4. It never hurts to have extra clothes. I'm already clumsy and prone to spilling things and dropping food on my clothes. The more body and clothing surface area I have, the worse it gets. Suffice to say that my instant stain stick is now my new best friend. I don't actually keep extra clothes on hand at work, but I may move in that direction soon. Extra clothes won't be optional with a baby, of course, so I might as well get in the habit now.

5. Sleep is very, very good. Of course, as we all know, this one is cruel, since I'm getting more sleep now than I will ever again in YEARS. But my more pregnant friends tell me that the evolutionary preparation should kick in within the next month or so, as I will lose the ability to sleep longer than 45 minutes without having to get up and go to the bathroom. Which is a good lead in to life with a newborn, from what I hear.

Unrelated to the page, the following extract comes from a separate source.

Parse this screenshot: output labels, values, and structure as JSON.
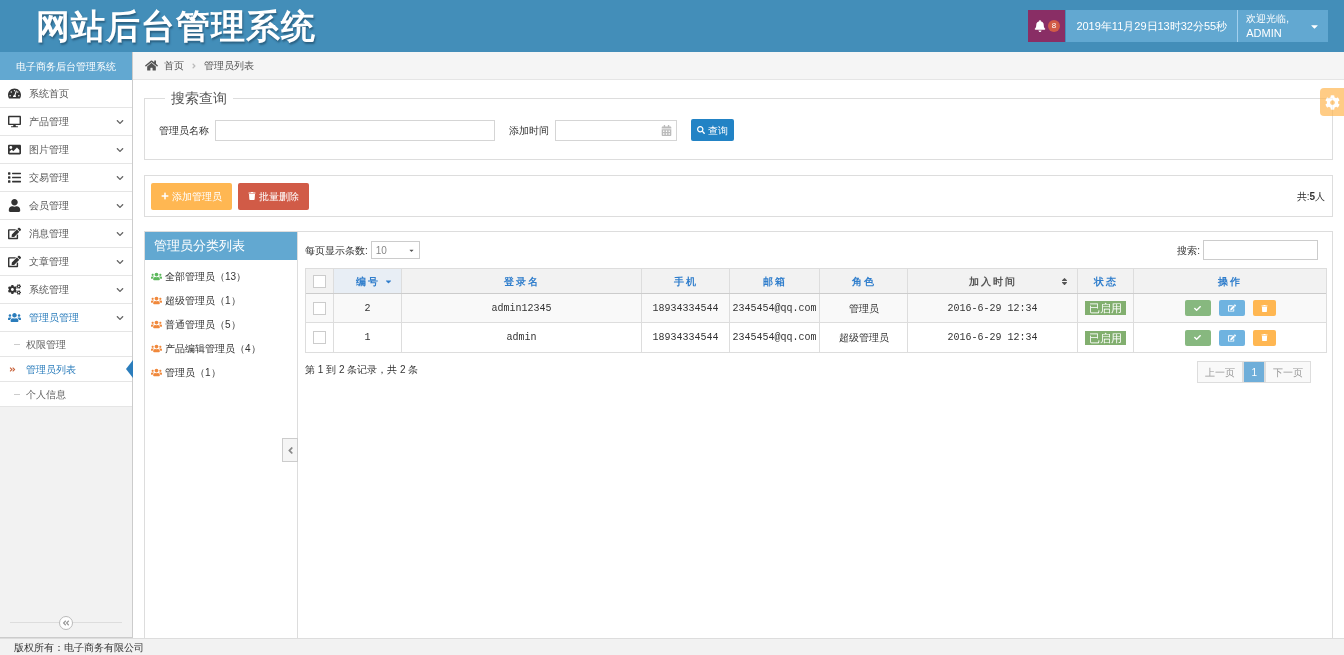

6. You can't do it alone. I'm a pretty independent person, but having a kid works a lot better if you've got a lot of support and connections. We've made a lot of new friends, and connected with old ones in new ways, during the process of getting and staying pregnant. I know our friends and family will be very, very helpful in preserving our sanity once the kid gets here.

Heck, it's even made me get closer to my mom, and if that's not evolution, I don't know what is.

*And hating it. Which shocks me. I love to eat, and if you'd ever told me I could eat hourly and be miserable I would have told you you were an idiot. But eating HEALTHY food hourly, whether I am in the mood or place to eat gets old REALLY fast.

Thursday, December 01, 2005

Giving the Child Reasons to Hate Us...

An essential part of the nighttime routine at the house of AdProb is trying to feel Harpo move. Jen gets to feel him throughout the day, of course, but I still can only feel anything when Jen is lying still, since the kid's not that big yet. It requires some patience. I place my hand on Jen's belly and then sit...and wait... Eventually I'll feel a sufficient quantity of nudges or bumps to fall asleep happy.

Last night I was a little harder to please. I started poking at Jen's belly.
"Hey, kid! Wake up and play with me! C'mon!"
THWACK! Harpo's reply made Jen's belly bounce.
Jen joined in the game. Poke, poke...
THWACK!
I could almost hear the kid: "Dammit mother, leave me alone! I'm tryin' to sleep in here!"

Needless to say, I fell asleep happy.